Neuropharmacology degree programs emphasize the effects and clinical uses of drugs that affect neurons in the brain. Students participate extensively in research in this area as they prepare for careers as academicians or researchers, and independent research is sometimes required. They also write and often present scientific papers about their research at national meetings. Programs at this degree level are generally only available in traditional formats.

Applicants for these Ph.D. programs must have at least a bachelor's degree with a minimum GPA of 3.0. Completion of courses in biology or zoology, general and organic chemistry, calculus and physics are often required as well. Most neuropharmacology doctoral programs also require applicants to submit Graduate Record Examination (GRE) scores.


Ph.D. in Neuropharmacology

Neuropharmacology Ph.D. programs bring in well-known scientists to interact with learners. Among the topics studied are advanced pharmacology, nervous system disorders and molecular cell biology.

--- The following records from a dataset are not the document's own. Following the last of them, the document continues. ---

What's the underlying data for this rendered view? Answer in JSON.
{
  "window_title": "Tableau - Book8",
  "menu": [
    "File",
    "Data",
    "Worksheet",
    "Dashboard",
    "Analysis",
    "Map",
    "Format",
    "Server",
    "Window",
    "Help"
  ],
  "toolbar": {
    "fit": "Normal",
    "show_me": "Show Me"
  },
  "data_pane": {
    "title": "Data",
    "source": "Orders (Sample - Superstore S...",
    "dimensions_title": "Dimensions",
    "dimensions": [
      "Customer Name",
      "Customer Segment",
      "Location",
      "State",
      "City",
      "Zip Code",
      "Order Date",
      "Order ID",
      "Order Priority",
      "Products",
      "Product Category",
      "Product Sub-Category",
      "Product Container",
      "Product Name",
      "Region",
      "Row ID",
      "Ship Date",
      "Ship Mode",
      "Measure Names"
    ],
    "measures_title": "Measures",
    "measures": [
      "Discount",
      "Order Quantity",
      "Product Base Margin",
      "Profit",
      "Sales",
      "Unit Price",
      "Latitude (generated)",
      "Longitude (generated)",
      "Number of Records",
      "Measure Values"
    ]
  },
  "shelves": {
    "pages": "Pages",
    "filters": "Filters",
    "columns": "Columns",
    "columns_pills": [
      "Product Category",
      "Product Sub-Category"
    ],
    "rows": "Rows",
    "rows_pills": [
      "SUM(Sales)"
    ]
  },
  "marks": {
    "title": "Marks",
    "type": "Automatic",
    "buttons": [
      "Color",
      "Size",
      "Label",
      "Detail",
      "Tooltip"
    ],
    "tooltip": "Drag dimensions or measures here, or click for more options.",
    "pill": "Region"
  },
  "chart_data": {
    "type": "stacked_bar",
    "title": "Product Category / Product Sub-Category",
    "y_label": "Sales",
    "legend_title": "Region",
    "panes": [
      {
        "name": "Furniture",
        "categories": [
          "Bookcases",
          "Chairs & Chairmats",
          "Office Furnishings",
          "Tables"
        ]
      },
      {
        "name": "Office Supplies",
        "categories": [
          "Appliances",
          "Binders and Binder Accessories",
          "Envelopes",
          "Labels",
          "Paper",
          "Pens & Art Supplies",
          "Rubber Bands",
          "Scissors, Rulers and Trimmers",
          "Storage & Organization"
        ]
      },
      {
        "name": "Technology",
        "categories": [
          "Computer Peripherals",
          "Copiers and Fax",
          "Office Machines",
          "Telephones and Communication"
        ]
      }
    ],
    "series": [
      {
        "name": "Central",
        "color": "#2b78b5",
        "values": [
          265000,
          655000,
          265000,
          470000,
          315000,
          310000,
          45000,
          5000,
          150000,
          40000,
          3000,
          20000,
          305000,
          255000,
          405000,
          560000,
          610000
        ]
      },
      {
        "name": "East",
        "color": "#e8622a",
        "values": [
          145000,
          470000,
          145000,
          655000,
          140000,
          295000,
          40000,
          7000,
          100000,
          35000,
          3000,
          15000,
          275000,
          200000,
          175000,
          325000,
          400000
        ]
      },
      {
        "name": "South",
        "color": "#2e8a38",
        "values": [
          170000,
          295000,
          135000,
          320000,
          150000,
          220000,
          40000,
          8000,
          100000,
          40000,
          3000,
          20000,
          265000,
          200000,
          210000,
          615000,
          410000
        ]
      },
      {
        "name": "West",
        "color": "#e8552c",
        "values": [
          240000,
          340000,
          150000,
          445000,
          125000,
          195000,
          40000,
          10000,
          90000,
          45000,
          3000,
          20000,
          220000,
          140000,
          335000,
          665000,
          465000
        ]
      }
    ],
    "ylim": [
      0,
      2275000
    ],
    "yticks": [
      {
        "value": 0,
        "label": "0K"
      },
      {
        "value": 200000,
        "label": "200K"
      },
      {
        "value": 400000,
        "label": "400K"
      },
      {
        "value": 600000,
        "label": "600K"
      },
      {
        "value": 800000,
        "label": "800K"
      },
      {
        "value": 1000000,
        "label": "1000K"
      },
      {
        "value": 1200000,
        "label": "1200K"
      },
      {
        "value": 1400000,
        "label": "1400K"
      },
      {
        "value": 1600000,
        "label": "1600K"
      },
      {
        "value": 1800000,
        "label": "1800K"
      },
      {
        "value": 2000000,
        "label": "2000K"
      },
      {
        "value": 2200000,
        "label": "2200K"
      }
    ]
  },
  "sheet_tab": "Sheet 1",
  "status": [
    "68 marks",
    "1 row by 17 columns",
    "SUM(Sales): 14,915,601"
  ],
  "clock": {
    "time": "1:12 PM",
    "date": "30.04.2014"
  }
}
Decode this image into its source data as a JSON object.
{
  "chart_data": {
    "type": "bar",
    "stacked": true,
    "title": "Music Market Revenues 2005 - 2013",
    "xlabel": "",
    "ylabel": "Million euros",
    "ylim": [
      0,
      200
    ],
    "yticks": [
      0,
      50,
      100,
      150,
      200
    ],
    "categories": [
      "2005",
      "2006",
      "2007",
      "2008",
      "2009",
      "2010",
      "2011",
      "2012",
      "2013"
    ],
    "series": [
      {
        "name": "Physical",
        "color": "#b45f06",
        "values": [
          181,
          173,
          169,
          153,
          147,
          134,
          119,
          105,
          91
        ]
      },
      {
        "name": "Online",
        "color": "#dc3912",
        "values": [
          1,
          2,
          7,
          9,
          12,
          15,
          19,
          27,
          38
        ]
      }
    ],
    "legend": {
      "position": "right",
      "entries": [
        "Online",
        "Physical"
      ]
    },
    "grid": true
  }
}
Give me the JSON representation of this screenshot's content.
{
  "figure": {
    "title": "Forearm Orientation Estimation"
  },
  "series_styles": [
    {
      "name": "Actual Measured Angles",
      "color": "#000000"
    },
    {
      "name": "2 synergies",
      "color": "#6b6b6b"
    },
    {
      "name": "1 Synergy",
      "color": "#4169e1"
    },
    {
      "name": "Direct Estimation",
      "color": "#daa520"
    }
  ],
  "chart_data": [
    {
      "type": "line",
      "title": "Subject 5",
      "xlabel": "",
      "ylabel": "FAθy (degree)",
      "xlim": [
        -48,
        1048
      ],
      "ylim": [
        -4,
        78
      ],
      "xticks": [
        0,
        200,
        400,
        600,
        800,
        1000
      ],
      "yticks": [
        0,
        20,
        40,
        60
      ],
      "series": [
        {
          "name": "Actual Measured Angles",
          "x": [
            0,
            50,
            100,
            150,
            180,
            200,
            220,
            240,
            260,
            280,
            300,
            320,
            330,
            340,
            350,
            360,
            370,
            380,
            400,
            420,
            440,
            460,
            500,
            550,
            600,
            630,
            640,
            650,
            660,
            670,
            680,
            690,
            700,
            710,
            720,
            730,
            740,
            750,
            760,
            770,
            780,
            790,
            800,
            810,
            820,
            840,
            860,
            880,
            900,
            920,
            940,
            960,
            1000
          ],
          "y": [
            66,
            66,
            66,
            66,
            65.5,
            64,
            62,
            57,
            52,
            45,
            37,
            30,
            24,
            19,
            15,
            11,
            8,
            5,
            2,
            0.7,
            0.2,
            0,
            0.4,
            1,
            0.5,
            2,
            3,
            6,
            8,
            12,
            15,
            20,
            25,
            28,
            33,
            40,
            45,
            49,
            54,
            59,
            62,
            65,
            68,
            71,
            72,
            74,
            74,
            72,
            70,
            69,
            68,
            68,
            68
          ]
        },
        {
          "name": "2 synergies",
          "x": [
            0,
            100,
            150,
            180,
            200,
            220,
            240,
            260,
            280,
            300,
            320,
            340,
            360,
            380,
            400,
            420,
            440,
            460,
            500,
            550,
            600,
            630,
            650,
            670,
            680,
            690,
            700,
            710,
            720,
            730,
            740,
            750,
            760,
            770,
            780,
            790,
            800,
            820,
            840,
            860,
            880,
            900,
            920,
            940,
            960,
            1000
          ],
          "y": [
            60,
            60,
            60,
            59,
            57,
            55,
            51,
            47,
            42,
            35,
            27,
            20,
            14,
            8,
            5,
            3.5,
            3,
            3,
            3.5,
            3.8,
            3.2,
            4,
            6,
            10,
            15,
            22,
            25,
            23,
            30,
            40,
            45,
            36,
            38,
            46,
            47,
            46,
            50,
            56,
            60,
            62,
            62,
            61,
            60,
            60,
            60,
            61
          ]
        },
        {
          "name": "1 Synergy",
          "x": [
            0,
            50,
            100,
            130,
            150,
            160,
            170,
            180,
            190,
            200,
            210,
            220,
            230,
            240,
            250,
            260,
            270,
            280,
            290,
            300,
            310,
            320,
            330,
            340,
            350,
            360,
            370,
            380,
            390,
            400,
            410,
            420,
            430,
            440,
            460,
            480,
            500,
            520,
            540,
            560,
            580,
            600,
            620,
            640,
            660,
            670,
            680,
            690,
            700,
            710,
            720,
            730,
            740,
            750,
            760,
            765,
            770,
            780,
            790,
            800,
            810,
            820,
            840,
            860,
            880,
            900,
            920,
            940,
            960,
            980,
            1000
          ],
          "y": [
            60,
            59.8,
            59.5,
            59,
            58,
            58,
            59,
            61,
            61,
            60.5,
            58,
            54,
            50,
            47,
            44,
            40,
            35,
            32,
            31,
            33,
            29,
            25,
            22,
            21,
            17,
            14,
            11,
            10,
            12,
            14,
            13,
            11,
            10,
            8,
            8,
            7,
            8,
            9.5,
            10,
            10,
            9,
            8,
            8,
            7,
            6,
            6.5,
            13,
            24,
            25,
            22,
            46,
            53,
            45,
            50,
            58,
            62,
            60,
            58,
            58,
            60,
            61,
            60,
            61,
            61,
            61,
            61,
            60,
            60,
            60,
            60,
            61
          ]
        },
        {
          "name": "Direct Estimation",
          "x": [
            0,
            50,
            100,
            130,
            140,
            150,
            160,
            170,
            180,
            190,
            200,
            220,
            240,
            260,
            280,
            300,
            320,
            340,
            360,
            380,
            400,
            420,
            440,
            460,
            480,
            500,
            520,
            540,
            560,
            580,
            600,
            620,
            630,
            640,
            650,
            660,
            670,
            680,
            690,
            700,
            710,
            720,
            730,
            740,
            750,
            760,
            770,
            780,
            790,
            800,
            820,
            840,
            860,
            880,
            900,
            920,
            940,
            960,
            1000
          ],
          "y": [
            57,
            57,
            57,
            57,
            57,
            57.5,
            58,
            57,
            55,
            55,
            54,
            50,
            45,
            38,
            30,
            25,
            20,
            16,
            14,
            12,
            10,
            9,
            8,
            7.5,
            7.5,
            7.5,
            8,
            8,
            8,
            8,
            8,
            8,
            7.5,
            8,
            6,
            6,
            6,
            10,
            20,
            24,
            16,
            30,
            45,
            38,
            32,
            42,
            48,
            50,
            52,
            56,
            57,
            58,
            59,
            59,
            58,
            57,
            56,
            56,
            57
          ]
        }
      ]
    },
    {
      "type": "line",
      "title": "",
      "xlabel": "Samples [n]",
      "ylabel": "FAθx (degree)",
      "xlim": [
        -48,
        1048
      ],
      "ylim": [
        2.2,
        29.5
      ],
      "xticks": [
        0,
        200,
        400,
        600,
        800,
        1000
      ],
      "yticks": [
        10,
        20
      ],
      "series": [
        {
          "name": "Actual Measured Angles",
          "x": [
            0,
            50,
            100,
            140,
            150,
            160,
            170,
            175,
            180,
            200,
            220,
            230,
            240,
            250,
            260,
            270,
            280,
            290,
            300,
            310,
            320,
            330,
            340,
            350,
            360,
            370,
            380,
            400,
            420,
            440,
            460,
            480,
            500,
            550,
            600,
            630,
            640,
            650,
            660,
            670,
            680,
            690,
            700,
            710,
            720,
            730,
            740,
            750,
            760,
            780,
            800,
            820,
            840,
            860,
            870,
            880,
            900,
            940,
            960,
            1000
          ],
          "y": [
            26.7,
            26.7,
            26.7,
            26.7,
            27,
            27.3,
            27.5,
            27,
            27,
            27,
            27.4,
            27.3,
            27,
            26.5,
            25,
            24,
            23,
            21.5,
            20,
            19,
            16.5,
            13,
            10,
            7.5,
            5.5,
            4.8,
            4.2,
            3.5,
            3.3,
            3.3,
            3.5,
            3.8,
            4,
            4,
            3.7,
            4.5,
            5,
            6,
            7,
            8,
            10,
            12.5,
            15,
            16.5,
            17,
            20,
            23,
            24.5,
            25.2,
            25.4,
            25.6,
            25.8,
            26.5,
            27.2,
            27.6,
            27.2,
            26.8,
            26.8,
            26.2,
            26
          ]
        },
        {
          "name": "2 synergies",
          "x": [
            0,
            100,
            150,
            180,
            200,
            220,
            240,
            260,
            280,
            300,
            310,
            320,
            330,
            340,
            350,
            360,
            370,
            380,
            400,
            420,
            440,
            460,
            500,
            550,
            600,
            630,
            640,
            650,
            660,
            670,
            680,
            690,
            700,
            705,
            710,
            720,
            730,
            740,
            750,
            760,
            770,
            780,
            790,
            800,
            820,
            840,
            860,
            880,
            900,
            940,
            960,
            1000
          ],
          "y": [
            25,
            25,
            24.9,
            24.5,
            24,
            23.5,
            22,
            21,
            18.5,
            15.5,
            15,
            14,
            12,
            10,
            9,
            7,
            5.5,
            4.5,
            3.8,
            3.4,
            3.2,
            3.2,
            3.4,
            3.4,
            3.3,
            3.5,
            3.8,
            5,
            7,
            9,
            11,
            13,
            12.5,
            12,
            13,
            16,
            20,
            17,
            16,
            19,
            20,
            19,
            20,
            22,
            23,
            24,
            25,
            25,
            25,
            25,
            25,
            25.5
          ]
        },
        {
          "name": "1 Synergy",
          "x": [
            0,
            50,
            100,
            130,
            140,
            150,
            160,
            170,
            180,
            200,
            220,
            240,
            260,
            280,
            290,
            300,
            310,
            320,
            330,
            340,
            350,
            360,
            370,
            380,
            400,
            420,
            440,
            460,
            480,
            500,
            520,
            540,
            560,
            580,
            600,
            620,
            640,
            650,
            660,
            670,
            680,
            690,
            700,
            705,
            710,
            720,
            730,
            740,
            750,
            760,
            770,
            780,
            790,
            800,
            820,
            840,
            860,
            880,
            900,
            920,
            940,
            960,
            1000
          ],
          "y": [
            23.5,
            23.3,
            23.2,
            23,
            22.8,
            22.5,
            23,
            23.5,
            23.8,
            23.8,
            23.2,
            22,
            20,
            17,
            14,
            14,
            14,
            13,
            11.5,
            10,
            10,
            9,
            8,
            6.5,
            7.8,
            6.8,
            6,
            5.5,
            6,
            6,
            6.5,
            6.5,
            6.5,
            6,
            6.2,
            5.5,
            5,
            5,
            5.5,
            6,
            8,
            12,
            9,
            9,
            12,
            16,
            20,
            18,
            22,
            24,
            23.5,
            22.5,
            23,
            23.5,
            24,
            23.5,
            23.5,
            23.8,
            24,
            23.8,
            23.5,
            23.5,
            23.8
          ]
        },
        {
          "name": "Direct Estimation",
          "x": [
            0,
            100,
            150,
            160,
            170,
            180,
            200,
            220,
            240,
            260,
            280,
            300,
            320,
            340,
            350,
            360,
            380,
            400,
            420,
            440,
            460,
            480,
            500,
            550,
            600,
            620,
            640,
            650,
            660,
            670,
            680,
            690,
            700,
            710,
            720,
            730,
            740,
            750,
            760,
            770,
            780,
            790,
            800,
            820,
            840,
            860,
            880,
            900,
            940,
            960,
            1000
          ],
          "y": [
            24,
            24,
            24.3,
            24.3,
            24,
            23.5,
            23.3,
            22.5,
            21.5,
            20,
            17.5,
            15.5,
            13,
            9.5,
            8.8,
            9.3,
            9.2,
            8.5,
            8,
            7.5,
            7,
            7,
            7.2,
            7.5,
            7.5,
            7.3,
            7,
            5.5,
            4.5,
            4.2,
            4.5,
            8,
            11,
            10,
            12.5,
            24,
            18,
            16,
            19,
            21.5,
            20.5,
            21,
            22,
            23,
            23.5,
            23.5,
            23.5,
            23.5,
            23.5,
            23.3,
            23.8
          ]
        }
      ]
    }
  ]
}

Course requirements depend partially on whether a student enters this program with a bachelor's or master's degree. However, required courses in a neuropharmacology Ph.D. program often include topics in:

  • Advanced pharmacology
  • Biochemistry
  • Cell signaling
  • Experimental design
  • Molecular cell biology
  • Neuroimmunology

Employment Outlook and Salary Info

Since neuropharmacology is just a small subarea of medical science professions, specific employment outlook statistics for this field are not available from the U.S. Bureau of Labor Statistics (BLS). However, the BLS predicted an 8% increase in job opportunities for medical scientists during the period of 2014-2024. The BLS also reported that the average salary for all medical scientists, except epidemiologists, was $93,730 in May 2015.

Continuing Education

Some universities also offer post-doctoral training in the form of fellowships in neuropharmacology. These programs include academic lectures and required readings, with the main focus on supervised laboratory work. Students are also required to write articles that can be published in professional journals. The goal of entering a fellowship program is often to gain proficiency in approaches and methods used in the laboratory of a sponsor.

In addition, pre-doctoral training is available from some schools. Some of these training programs are identical to post-doctoral programs at the University. Other programs are for recent baccalaureate graduates with majors in a physical or biological science. This type of program includes the same training as the post-doctoral program, as well as classes such as pharmacology, neuropharmacology, cell biology and neuroscience. Following the 4-year program of study and research, these students may be recommended for a Ph.D. in Pharmacology.

After completing research in these programs, individuals may qualify for membership in the American College of Neuropsychopharmacology (ACNP). Membership is only available through nomination by a current member. Nominees are considered according to the quality of their scientific contributions and the likelihood of their contributions to the ACNP.

A Ph.D. in Neuropharmacology covers topics such as biology, neuroimmunology and pharmacology to prepare students for careers in research or academia. Graduates of this program may also pursue fellowship opportunities, training programs and/or membership to professional organizations.